A technical comment: on p. 4, we read: "For those candidate missed genes with homology only to hypothetical proteins, we needed additional information to determine if they were indeed genes." and again on p. 7: "it is likely that a significant fraction of such genes [i.e., those passing three reasonably restrictive filters, after sequence similarity has been established in the first place - AM] are not true genes". In both cases, it is not clear to me what the alternative to these ORFs being true genes may be - they could be pseudogenes of course, but the authors address this separately. Then, on p. 8, the authors suggest an alternative for the special case of very closely related strains, when the conservation of a spurious ORF can be an artifact of similar k-mer distribution (I suppose, even more trivially in this case, this could be a result of very high overall nucleotide-level sequence similarity). Right away, however, the authors remark that if an ORF is conserved in more genomes, and, better yet, in several relatively diverse evolutionary lineages, then it is most likely not spurious. But since the ORFs in question were identified by sequence similarity in the first place, one would think that a simple filter on the taxonomic closeness or even percent identity (not too high in either case) would take care of the problem?
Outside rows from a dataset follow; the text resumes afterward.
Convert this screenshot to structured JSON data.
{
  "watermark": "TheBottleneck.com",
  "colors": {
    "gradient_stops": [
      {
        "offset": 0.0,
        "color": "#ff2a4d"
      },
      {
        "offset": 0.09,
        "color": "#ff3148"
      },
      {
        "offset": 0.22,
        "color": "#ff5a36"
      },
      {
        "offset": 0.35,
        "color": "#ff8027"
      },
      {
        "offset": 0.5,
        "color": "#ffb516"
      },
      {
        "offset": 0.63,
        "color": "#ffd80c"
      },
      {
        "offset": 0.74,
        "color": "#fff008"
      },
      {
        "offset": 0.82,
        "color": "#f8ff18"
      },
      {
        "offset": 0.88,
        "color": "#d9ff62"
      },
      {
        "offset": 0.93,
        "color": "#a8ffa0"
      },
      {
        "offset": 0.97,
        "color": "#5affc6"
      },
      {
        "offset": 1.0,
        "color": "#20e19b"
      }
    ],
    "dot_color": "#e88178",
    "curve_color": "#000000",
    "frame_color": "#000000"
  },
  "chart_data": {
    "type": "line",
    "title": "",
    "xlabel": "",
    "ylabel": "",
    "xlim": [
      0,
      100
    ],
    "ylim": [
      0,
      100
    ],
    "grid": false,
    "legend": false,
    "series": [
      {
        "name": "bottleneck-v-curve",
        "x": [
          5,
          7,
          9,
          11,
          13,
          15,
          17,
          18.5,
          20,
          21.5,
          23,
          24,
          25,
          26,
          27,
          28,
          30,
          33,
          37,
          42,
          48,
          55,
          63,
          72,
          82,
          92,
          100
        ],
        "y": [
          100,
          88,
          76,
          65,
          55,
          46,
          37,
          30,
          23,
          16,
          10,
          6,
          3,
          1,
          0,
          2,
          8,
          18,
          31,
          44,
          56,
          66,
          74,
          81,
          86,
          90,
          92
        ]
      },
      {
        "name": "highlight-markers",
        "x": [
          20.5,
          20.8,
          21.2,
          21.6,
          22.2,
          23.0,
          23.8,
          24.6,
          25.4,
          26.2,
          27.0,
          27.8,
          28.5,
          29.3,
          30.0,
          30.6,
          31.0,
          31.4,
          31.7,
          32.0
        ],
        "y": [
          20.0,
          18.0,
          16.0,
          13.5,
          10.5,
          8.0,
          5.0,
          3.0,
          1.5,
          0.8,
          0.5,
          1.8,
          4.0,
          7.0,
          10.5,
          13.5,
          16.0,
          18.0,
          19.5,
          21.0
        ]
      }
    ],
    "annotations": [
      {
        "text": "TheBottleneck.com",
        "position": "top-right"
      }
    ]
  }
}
More generally, and in line with the authors' approach, it would be useful to have a rule of thumb such as "an ORF with a homolog separated by evolutionary distance X has an Y percent chance not to be spurious" - most likely, the authors already have data on hand to address this?
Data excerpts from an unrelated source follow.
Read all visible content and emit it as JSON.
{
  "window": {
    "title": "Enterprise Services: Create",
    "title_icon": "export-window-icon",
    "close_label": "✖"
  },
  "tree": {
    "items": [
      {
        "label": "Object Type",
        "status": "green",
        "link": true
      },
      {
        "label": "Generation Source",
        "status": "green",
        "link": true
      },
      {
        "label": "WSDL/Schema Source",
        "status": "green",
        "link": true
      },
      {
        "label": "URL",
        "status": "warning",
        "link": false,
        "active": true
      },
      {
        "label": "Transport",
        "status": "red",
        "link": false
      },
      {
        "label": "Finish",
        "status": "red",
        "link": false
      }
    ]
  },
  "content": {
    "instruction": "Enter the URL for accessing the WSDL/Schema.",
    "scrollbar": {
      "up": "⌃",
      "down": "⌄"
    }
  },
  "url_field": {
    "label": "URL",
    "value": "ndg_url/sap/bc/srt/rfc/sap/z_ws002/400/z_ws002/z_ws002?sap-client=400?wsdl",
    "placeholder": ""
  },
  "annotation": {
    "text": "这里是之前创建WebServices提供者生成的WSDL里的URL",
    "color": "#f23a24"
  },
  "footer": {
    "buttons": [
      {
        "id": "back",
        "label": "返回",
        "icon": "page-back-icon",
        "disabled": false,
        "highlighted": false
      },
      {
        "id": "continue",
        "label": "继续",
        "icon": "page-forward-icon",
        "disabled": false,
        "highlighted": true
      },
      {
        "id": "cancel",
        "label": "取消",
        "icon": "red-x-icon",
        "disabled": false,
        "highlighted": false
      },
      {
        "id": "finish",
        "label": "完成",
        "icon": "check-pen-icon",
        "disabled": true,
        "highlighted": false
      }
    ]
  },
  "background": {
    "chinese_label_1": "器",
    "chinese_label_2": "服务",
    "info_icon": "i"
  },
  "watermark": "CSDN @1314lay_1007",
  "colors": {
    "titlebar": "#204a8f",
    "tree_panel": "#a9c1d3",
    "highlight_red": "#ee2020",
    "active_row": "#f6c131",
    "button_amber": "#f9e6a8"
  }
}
Authors’ response: Although such filters would very likely solve the problem, we wanted to be as sure as possible that the missed genes we considered as part of our annotation center analysis were indeed true genes. To that end, we elected to require the presence of a functional assignment to the gene, rather than attempting to discover a percent identity threshold that was “conservative enough” to give us a similar confidence in a gene’s coding nature.
p. 8 and Table 1: replace "significant homology" with "significant similarity".
Authors’ response: We have made these changes, and thank the reviewer for bringing them to our attention.
Quality of written English: Acceptable
Reviewer 3: Dr. M. Pilar Francino (nominated by Prof. David Ardell)
This work reports an interesting reanalysis of gene annotation in bacterial genomes, revealing that, although the great majority of genes are found in every genome, a large number of very likely genes have been missed overall. Many of these misses are due to overstringent cut offs in terms of minimum gene length. The analysis also reveals that large genome centers that rely on well established annotation pipelines miss fewer genes than smaller centers and individual laboratories, suggesting that bioinformatics expertise is another crucial factor in this issue. The missed genes are separated by the authors into “named” and “hypothetical” groups and further analysed using the new COMBREX database, which contains functional and phenotypic gene information that has been gathered from the experimental literature. This provides further support for the coding nature of the candidate missed genes in the “named” group and for a fraction of those in the “hypothetical” group. Moreover, a specific level of support is assigned to every gene annotation depending on the type of COMBREX information associated with it. Overall, the paper is an important attention call on the need to homogenize annotation procedures as well as a demonstration of how knowledge bases such as COMBREX can facilitate and improve gene annotation. It is extremely well written and easy to follow.
Quality of written English: Acceptable
Authors’ response: We thank the reviewer for her kind comments.